Wandering Thoughts archives

2008-09-30

The consequences of your SSL certificate getting compromised

Suppose that your web server's SSL certificate's private key is compromised and stolen by an attacker. Further suppose that you detect this and replace the compromised certificate with a new one. Now, here's a question: what damage can the attacker still do with their stolen certificate?

  • they can impersonate your web server. In theory they can only do this until their stolen certificate expires; in practice, I think that many users ignore 'expired certificate' errors because they are relatively common.

    (SSL certificate revocation would protect against this, if it worked.)

  • they may be able to decrypt any past SSL conversations that they've already captured, depending on what cipher was used.

The attacker cannot decrypt future SSL conversations, because those will be protected by your new certificate even if the SSL conversation uses a cipher without forward secrecy.

If the attacker compromised a wildcard certificate they can imitate any of your web servers, regardless of what certificate the web server normally uses, but can only potentially decrypt past conversations from web servers that used the wildcard certificate. (Of course, if you went to the bother and expense of getting a wildcard certificate, you're probably going to use it on all of your web servers.)

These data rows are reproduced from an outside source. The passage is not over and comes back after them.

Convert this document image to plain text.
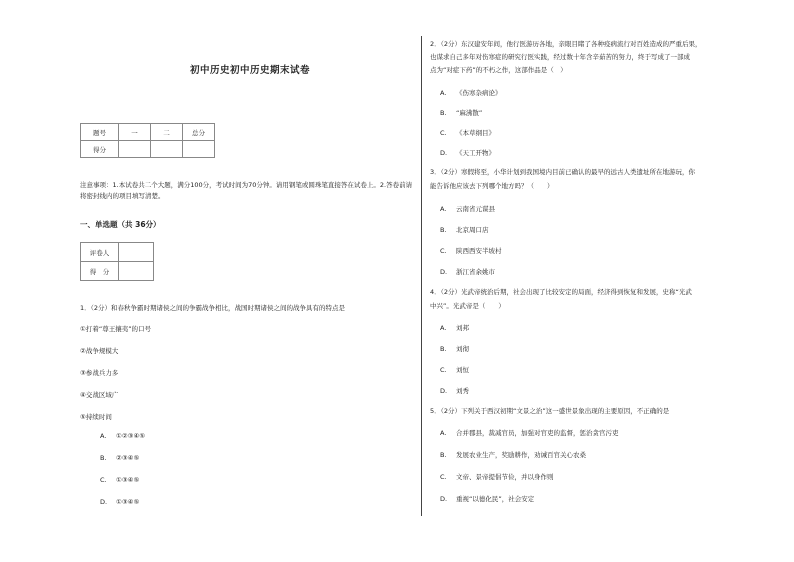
初中历史初中历史期末试卷
题号	一	二	总分
得分			
注意事项：1.本试卷共二个大题，满分100分，考试时间为70分钟。请用钢笔或圆珠笔直接答在试卷上。2.答卷前请将密封线内的项目填写清楚。
一、单选题（共 36分）
评卷人	
得　分	
1．（2分）和春秋争霸时期诸侯之间的争霸战争相比，战国时期诸侯之间的战争具有的特点是
①打着“尊王攘夷”的口号
②战争规模大
③参战兵力多
④交战区域广
⑤持续时间
A. ①②③④⑤
B. ②③④⑤
C. ①③④⑤
D. ①③④⑤
2．（2分）东汉建安年间，他行医游历各地，亲眼目睹了各种疫病流行对百姓造成的严重后果，
也谋求自己多年对伤寒症的研究行医实践，经过数十年含辛茹苦的努力，终于写成了一部成
点为“对症下药”的不朽之作，这部作品是（　）
A. 《伤寒杂病论》
B. “麻沸散”
C. 《本草纲目》
D. 《天工开物》
3．（2分）寒假将至，小华计划到我国境内目前已确认的最早的远古人类遗址所在地游玩，你
能告诉他应该去下列哪个地方吗？（　　）
A. 云南省元谋县
B. 北京周口店
C. 陕西西安半坡村
D. 浙江省余姚市
4．（2分）光武帝统治后期，社会出现了比较安定的局面，经济得到恢复和发展，史称“光武
中兴”。光武帝是（　　）
A. 刘邦
B. 刘彻
C. 刘恒
D. 刘秀
5．（2分）下列关于西汉初期“文景之治”这一盛世景象出现的主要原因，不正确的是
A. 合并郡县，裁减官员，加强对官吏的监督，惩治贪官污吏
B. 发展农业生产，奖励耕作，劝诫百官关心农桑
C. 文帝、景帝提倡节俭，并以身作则
D. 重视“以德化民”，社会安定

I believe that the only relatively certain way of stopping an attacker's use of the stolen certificate is to remove the name from your DNS. Of course, this often presents certain difficulties.

(It is not safe to turn the compromised name into a website that just redirects people to the new name, because that means that users are still using the old name; the attacker could interpose their fake version and just not redirect to your new name.)

web/CertCompromiseConsequences written at 22:51:45; Add Comment

Using Python to find out what cipher a SSL server is using

I have a new-found interest in finding out what ciphers various SSL servers around here are using in some easy and convenient way. Doing this in Perl is easy (there's an example here), but I prefer Python. I'd normally use pyOpenSSL, my favorite Python OpenSSL module, but unfortunately it doesn't (currently) have an interface to the necessary 'get the connection's cipher' OpenSSL routine, and there's no visible substitute for it.

(While the .get_cipher_list() method of Connection objects looks tempting, I discovered through some experimentation that it doesn't return anything like the list of ciphers that are common between the server and the client.)

However, all is not lost; it turns out that the commonly available M2Crypto module does have enough functionality to do this. In fact, it's pretty easy, and so here is sample code to do it (omitting error checking, as usual):

from M2Crypto import SSL
def printcipher(host, port):
    ctx = SSL.Context('tlsv1')
    s = SSL.Connection(ctx)

    # No, really, all I care is that you successfully
    # negotiated SSL, especially as some of your checks
    # are broken.
    s.postConnectionCheck = None
    s.connect((host, port))

    # The space at the end is [sic]
    if s.get_state() == "SSLOK ":
        c = s.get_cipher()
        cp = c.name()
        print "Cipher %s, %d bits" % (cp, len(c))
        if cp.startswith("DHE-") or cp.startswith("EDH-"):
            print "forward secrecy: yes"
        else:
            print "forward secrecy: probably not"
    s.close()

This code works for protocols that start SSL/TLS immediately on connection, such as https or imaps. Extension to protocols that have a plaintext conversation and then start TLS (such as ESTMP with STARTTLS) is left as an exercise for the sufficiently interested.

I believe but am not sure that there is no point in asking for anything except TLS v1; the OpenSSL ciphers(1) manpage suggests that SSLv3 and TLSv1 have the same set of ciphers. (Presumably this is TLS v1.0.)

(Note that M2Crypto is pretty under-documented; reading the source is not so much recommended as required. Fortunately it comes with a large set of examples.)